After over a decade in power, the Tory Party have decimated the pockets of most of the population. Having slashed almost £4 billion from the welfare system in the last decade, the government has created a tight-fisted, cruel, and unjust social system to pair with the crumbling public infrastructure and failing economy. The ensuing statistics are dire. In 2022, six million people were in very deep poverty – meaning households living below 40% of the median national annual income – which is one and a half million more people than twenty years ago.

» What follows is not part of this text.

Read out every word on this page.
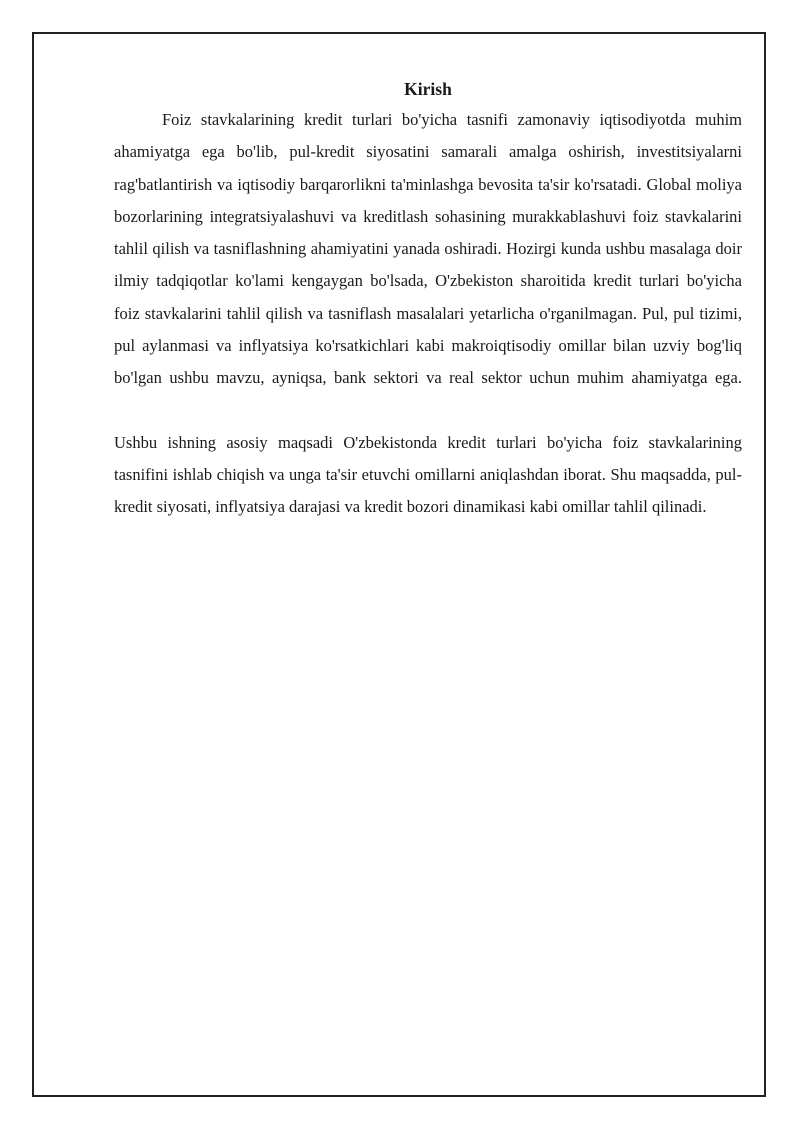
Kirish

Foiz stavkalarining kredit turlari bo'yicha tasnifi zamonaviy iqtisodiyotda muhim ahamiyatga ega bo'lib, pul-kredit siyosatini samarali amalga oshirish, investitsiyalarni rag'batlantirish va iqtisodiy barqarorlikni ta'minlashga bevosita ta'sir ko'rsatadi. Global moliya bozorlarining integratsiyalashuvi va kreditlash sohasining murakkablashuvi foiz stavkalarini tahlil qilish va tasniflashning ahamiyatini yanada oshiradi. Hozirgi kunda ushbu masalaga doir ilmiy tadqiqotlar ko'lami kengaygan bo'lsada, O'zbekiston sharoitida kredit turlari bo'yicha foiz stavkalarini tahlil qilish va tasniflash masalalari yetarlicha o'rganilmagan. Pul, pul tizimi, pul aylanmasi va inflyatsiya ko'rsatkichlari kabi makroiqtisodiy omillar bilan uzviy bog'liq bo'lgan ushbu mavzu, ayniqsa, bank sektori va real sektor uchun muhim ahamiyatga ega.

Ushbu ishning asosiy maqsadi O'zbekistonda kredit turlari bo'yicha foiz stavkalarining tasnifini ishlab chiqish va unga ta'sir etuvchi omillarni aniqlashdan iborat. Shu maqsadda, pul-kredit siyosati, inflyatsiya darajasi va kredit bozori dinamikasi kabi omillar tahlil qilinadi.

The Joseph Rowntree Foundation has found that in October 2023, 4.2 million households were going without essentials (such as energy, bedding, food, clothing, shoes, and toiletries), and 3.4 million households reported not having enough money for food. In the last year, 300,00 more children have been plunged into absolute poverty, meaning households living below 60% of the median national annual income. Undernourishment weakens the immune system, making people, and especially children, more susceptible to infections and illnesses – which in the long term means that in the future, more people in the “working age” population will be unable to work due to long-term health conditions resulting from malnourishment in childhood.
Those who are unable to work full time due to illness or disability must navigate a punitive, overly complicated welfare system – an experience that many people have described as traumatic and precarious, with the constant fear of their benefits being prematurely stopped without warning. In his complaints against the benefits system, nowhere has Sunak mentioned the billions of pounds lost due to government errors and underpayments. And whilst the right accuses benefits users of draining public funds, they conveniently gloss over the £35.8 billion lost to tax evasion – perhaps that crime is a bit too close to home.
Rather than eroding the social security system, maybe the UK government could introduce a more caring social security system that ensures adequate incomes for everyone and that guarantees no child goes to bed hungry or cold. Maybe the government could invest in providing stigma-free community support and advice services. Maybe everyday essentials like water, gas, electricity, and transport could be subsidised so people have more disposable income to ensure they can buy enough food, and clothes, and engage in leisure activities. Maybe – and this is a long shot – the government could consider rolling out the four-day-week which will create at least five thousand new jobs, reduce stress, create a better work-life balance, and even increase work productivity.
But then again, I don’t think these ideas will help build the kind of society Rishi Sunak thinks is right.